- Welfare Reform Law (’96);
- People on Welfare organizes South LA residents (’98 – ’03);
- Immigration Reform Law (’96);
- Crime Bill (’94);
- Prop 21 to Treat Minors as Adults in Court (’94);
- Three Strikes Law (’94)
- Prop 187 (’94);
- Prop 209 (’96); and
- Prop 227 Ban on Bilingual Ed (’98)
South LA leads the resistance against a sustained assault on the poor, people of color, and the disenfranchised, waged by policy and narrative shifts at the federal and state level in the 1990s. Nationwide, the Republican Party is seized by the right wing Gingrich Congress who pass a “Contract on America,” to establish extreme right wing policies, while the Democratic Party puts the Presidency in the hands of the centrist Democratic Leadership Council, whose leaders reject New Deal social safety net and identification of the Democrats with Blacks and minorities. Together, they pass a massive crime bill, welfare reform, and immigration reform, gutting the social safety net and increasing deportation. The State of California follows suit, with the prison guards union becoming the #1 contributor to Legislative campaigns and steering billions of dollars to expand incarceration. California voters approve propositions to adopt 3 strikes laws and sentence minors as adults, end affirmative action and bilingual education, deny undocumented immigrants access to hospitals and schools, and ban gay marriage.
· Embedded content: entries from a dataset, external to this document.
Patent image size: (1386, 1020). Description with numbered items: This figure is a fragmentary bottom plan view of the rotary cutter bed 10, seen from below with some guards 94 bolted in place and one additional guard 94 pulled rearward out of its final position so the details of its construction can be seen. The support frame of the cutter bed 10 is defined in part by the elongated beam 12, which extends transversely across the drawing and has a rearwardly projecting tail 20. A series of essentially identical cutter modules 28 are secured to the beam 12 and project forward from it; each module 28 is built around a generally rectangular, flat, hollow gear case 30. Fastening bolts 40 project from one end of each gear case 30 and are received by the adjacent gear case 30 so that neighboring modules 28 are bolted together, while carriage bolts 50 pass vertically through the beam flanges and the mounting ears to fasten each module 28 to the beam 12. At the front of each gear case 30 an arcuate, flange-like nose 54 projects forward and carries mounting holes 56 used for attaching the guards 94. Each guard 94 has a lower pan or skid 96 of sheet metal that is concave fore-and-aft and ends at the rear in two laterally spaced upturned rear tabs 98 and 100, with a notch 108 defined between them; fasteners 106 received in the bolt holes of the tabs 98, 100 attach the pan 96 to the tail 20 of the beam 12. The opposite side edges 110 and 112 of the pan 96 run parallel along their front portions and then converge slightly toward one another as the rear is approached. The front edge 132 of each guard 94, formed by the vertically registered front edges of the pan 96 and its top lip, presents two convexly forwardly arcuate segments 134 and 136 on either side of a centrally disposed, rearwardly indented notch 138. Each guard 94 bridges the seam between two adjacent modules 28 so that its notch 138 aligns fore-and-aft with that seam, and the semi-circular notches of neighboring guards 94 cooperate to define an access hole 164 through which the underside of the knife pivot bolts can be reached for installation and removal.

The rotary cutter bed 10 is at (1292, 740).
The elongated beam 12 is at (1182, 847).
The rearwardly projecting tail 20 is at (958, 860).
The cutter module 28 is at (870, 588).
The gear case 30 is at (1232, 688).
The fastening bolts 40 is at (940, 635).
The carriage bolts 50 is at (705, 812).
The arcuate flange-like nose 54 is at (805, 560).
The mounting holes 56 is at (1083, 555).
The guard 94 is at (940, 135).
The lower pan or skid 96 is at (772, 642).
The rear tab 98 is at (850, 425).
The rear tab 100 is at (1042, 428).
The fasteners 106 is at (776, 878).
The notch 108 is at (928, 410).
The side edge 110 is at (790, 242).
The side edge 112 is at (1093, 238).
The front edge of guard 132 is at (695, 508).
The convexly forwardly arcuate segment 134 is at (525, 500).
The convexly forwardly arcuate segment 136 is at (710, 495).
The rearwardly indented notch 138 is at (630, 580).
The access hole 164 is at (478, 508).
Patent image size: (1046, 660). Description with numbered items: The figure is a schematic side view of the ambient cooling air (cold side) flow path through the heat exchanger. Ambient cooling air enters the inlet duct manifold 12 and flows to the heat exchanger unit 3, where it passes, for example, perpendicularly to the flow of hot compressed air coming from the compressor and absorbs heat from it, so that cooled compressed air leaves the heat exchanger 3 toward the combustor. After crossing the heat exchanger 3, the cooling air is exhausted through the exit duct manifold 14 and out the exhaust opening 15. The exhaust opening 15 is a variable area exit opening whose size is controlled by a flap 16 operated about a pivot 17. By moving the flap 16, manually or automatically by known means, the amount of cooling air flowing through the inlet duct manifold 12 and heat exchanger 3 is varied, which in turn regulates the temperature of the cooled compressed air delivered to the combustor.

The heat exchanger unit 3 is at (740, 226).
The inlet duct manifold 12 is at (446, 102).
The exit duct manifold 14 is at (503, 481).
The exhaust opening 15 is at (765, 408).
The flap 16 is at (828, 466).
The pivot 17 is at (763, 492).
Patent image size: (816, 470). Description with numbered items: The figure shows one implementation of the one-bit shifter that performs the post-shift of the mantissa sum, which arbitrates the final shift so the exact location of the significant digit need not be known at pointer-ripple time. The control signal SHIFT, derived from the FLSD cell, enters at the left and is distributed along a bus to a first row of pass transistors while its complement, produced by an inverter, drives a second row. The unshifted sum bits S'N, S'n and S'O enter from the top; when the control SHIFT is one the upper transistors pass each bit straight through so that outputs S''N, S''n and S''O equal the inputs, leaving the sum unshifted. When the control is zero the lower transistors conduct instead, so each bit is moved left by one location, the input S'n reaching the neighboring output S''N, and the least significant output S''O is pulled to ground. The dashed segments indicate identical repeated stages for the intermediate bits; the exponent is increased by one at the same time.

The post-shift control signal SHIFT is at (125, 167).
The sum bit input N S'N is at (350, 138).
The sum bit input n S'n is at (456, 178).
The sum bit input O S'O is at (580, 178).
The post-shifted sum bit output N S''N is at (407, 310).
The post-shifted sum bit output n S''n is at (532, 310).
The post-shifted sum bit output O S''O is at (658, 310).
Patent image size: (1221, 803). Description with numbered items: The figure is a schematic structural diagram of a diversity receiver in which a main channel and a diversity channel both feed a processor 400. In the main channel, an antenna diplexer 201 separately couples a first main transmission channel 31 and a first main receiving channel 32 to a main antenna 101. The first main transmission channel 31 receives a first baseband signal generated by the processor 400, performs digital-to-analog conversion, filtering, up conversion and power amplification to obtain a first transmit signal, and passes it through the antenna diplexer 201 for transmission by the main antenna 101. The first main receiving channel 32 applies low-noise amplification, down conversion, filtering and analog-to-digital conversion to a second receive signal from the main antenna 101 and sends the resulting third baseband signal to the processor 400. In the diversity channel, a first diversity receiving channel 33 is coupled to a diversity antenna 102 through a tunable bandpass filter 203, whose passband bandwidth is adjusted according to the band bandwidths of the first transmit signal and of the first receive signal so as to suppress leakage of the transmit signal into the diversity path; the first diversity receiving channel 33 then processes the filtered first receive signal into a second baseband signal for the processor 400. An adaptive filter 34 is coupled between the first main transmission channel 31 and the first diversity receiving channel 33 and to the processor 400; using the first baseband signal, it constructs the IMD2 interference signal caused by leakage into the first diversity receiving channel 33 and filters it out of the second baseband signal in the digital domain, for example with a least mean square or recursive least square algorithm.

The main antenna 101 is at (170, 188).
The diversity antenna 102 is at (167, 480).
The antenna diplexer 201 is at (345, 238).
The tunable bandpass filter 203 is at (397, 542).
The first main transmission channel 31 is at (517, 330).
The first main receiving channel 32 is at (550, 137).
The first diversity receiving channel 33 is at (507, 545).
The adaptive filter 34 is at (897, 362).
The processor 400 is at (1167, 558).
In South LA, People on Welfare won major campaigns to address the failures of welfare reform and led a statewide coalition against the drug felon ban. South LA emerges as the hub of cross-racial organizing after the 1992 LA Uprising, is home to thousands of low-wage immigrant janitors who revitalize the national labor movement by winning new contracts, while forming new institutions dedicated to leadership development and civic engagement. The political center of the State of California is shifted and over the next 2 decades, pro-immigrant, pro-labor, pro-gay policies become mainstream. The foundation gets laid to begin reducing criminalization, recognize trans people and discrimination, and the need to address environmental racism — issues that persist into the new century.